The matching information through the Phpinfo keyword is as follows:
• Data visualization:
Through basic data analysis, the results can be drawn into graphs. In this way, the monitoring period of attacks can be extended without being stuck in a single database query, of course, the purpose of visualization is not to achieve visualization, but to achieve operational needs.
If the table is not shown in the figure, the user experience should be considered if the table is good enough. But is this visualization useful?
The answer is not necessarily. The goal of visualization is to let others clearly see the true meaning of your data analysis.
• Data storage:
After data analysis, targeted storage is required for subsequent joint analysis. Data storage mainly uses offline and real-time data, and displays attack trends within one day in real time.
• Data Analysis: (important)
By writing the inspection results of these rules to the database, you can use the database query method to filter logs, extract the attack time, attack ip address, number of attacks, ip address source locations, and the time periods during which attacks are the most popular, this allows hackers to draw an activity track chart.
Judge the technical capabilities of hackers, whether they are regular customers, and what are the motives for committing crimes. However, we are pessimistic that, even if we analyze these features, we still need to take certain actions against attacks, for example, extract the top 20 and seal it out.
Second, can attacks be further analyzed? If this analysis only happens to everyone, you need to combine the data with the vulnerability to analyze the shellshock vulnerability. Can the php cgi remote code execution vulnerability be found? After a period of analysis, we can summarize the trend.
All of these focus on features and keywords. Recognition by keyword potential is like identifying you as fat, thin, tall, and short. First, you will be distinguished by category, then perform analysis.
The premise for analysis is to create a table first, and you need to set the database table structure, for example:
Here, we are concerned with the following information: attack logs, attack payload, attack methods, attack return status, attack ip addresses, and attacker browser fingerprints.

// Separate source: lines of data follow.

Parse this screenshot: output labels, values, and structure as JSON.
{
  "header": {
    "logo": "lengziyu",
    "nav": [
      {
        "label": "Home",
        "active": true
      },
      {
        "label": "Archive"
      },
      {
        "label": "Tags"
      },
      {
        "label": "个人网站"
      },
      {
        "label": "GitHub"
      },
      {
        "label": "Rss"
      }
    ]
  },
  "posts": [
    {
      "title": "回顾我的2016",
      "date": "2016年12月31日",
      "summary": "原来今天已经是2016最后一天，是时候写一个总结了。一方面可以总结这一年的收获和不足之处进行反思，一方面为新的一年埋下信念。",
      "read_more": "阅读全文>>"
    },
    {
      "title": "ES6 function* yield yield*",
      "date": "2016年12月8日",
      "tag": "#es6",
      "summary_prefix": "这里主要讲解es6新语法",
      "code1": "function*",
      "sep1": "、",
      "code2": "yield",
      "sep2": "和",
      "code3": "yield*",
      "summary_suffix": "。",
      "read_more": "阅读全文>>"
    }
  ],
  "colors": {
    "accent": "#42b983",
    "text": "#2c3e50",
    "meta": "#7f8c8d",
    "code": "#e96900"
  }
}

• Determine the scope of analysis:
Are you sure you want to find the problem? SQL injection, xss, file inclusion, directory traversal, brute force cracking, and various scanner scans. After this information is collected, it is written into the rule. Through storm real-time computing, we will obtain a variety of data over a period of time, with the basic sample of analysis.
Analysis is actually a summary process, which can be completed using mysql.
All our analysis is conducted from the security perspective. So let's take a look at what user_agent is interested in? Here is the awvs scanner fingerprint
Various types of scanning data:
From the perspective of data analysis, attackers seem to have a special liking for discuz's. bak file. Or, let's see which phpmyadmin attackers are most keen on?
And a variety of xss:
And the familiar struts2?
And so on, these are all features that can be found. Finding them is actually not a goal. Is our goal smart?
Because a lot of attack data is meaningless, how to filter out the real danger from these data is the scope of automated testing.
Through the analysis of the data, we can easily know what attackers are interested in and whether there is a large scale of exploitation on the market.
Future:
The future of log analysis must be based on data. Machine learning and data mining algorithms are used to predict logs and attack trends.
Finally, log analysis is a process of continuous evolution and continuous cultivation.
The pressure on the database layer is relatively high, and Mysql is not suitable for queries of tens of millions of databases. hbase will be considered for processing in the future.
And considering the use of Bayesian algorithms for scoring and policy adjustment of historical data.